Danish sidled over to Blue and said to him in a low voice that Nina could still hear, “Just for future reference, Blue, mano a mano, you didn’t do yourself any favors locking her up. It’s a
rare woman who can overlook being thrown in jail by a prospective suitor.”
Blue glared at him with his arms crossed until Danish exited the room, Frank Carson trailing behind. Nina started to follow them with her head down, not wanting to see Blue’s displeased expression, but the police chief caught her by the arm, and she looked up.

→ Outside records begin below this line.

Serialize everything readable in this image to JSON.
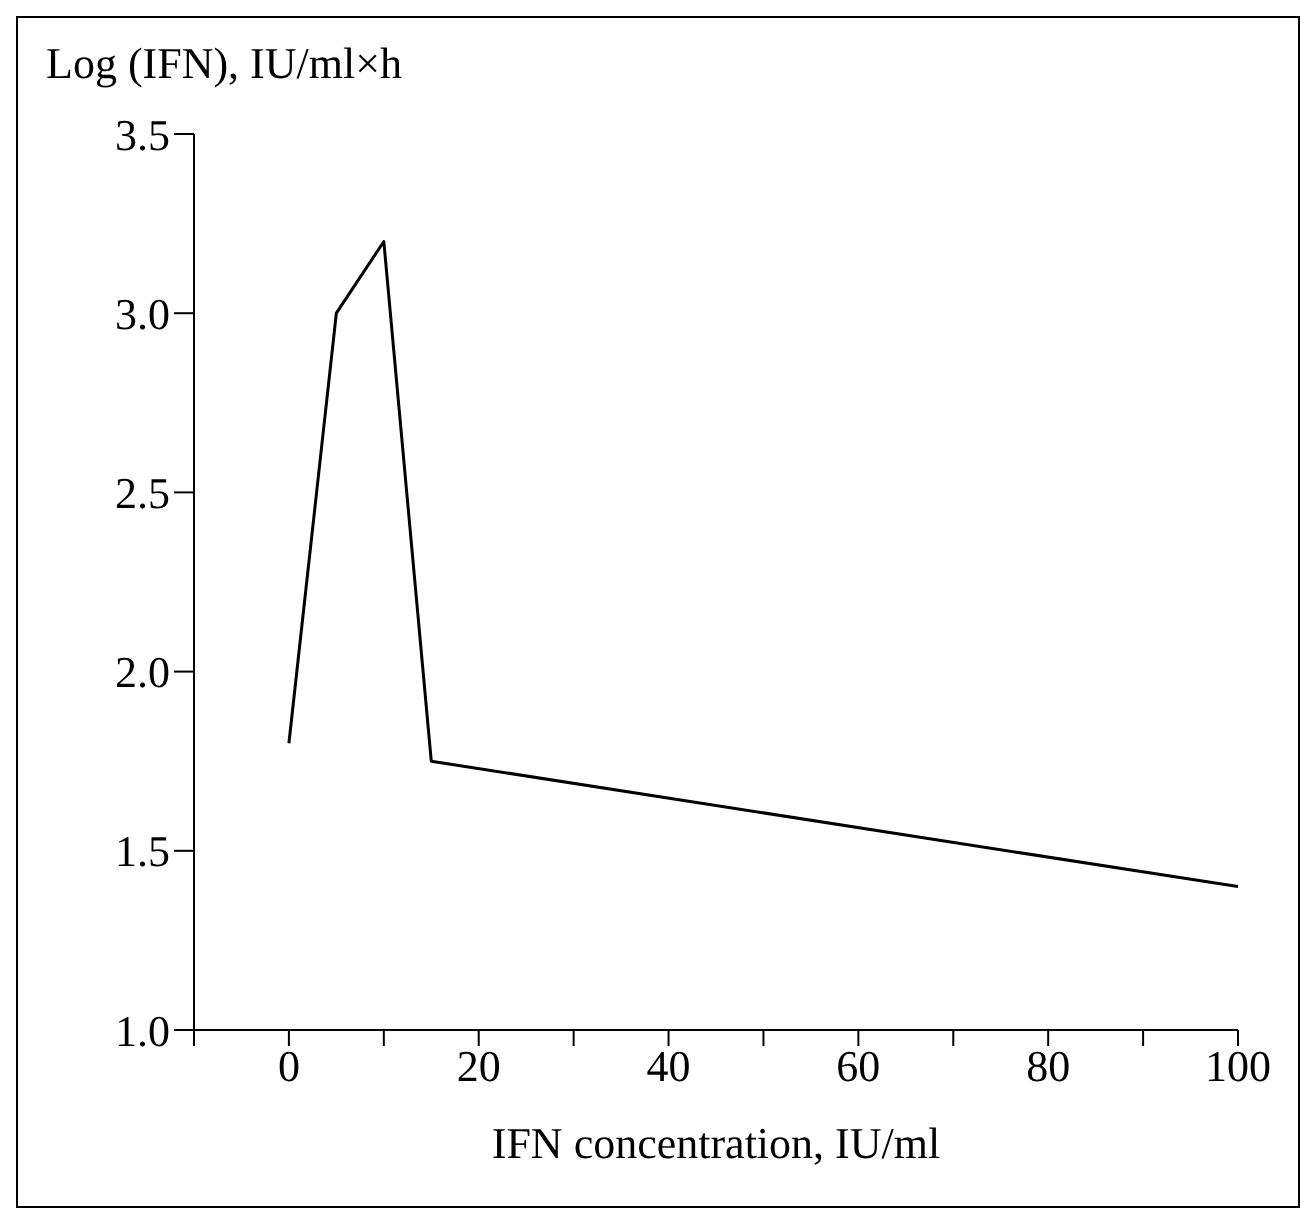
{
  "chart_data": {
    "type": "line",
    "xlabel": "IFN concentration, IU/ml",
    "ylabel": "Log (IFN), IU/ml×h",
    "x": [
      0,
      5,
      10,
      15,
      100
    ],
    "series": [
      {
        "color": "#000000",
        "values": [
          1.8,
          3.0,
          3.2,
          1.75,
          1.4
        ]
      }
    ],
    "xlim": [
      -10,
      100
    ],
    "xticks": [
      {
        "value": -10,
        "label": null
      },
      0,
      {
        "value": 10,
        "label": null
      },
      20,
      {
        "value": 30,
        "label": null
      },
      40,
      {
        "value": 50,
        "label": null
      },
      60,
      {
        "value": 70,
        "label": null
      },
      80,
      {
        "value": 90,
        "label": null
      },
      100
    ],
    "ylim": [
      1.0,
      3.5
    ],
    "yticks": [
      {
        "value": 1.0,
        "label": "1.0"
      },
      {
        "value": 1.5,
        "label": "1.5"
      },
      {
        "value": 2.0,
        "label": "2.0"
      },
      {
        "value": 2.5,
        "label": "2.5"
      },
      {
        "value": 3.0,
        "label": "3.0"
      },
      {
        "value": 3.5,
        "label": "3.5"
      }
    ],
    "grid": false,
    "legend": false,
    "marker": "none",
    "line_style": "solid"
  }
}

“Nina. Do me a favor and go directly home and sleep this off. Please leave Les alone. There’s more to life. All right?”
She smiled up at him. “All right, Blue. Sorry. I’m going to be a model citizen from now on, you’ll see. By the way, thanks for the gardening tip. My hibiscus is perking up.”
Nina could feel Blue’s steely glare on the back of her head as she hurried out of the room.
Mystery lawyer Frank Carson was waiting with Danish on the sidewalk in front of the police station when Nina emerged into the intense sunlight and heat of midafternoon. Frank dug around in his shorts pocket and brought out a bent business card, which he held out to her.
“If anything else comes up, here’s my card,” he said.
“Thanks,” said Nina. She stuffed it in the back pocket off her cutoffs.
“Now, it’s illegal for me to counsel you to destroy evidence,” said Frank, “but it’s possible that Roker will get a search warrant to look around your house for proof that you painted a pink flower on Les’s backside. If the evidence is not there”—he gave Nina a meaningful look—“well, then, that’s that. Now, if you’ll excuse me, there’s a cooler full of beer and a few bonefish down near Sandy Point calling my name.”
“Wait,” said Nina as Frank started to walk away. “How did you know I was here?”
Frank fixed her with a pair of sharp hazel eyes from under his bushy eyebrows.
“I’ve been keeping tabs on you since you arrived on-island, sunshine. You’ve got issues with the neighbors, a history of getting mixed up in police matters, and maybe a litigious streak. I’m thinking you could be my retirement plan.”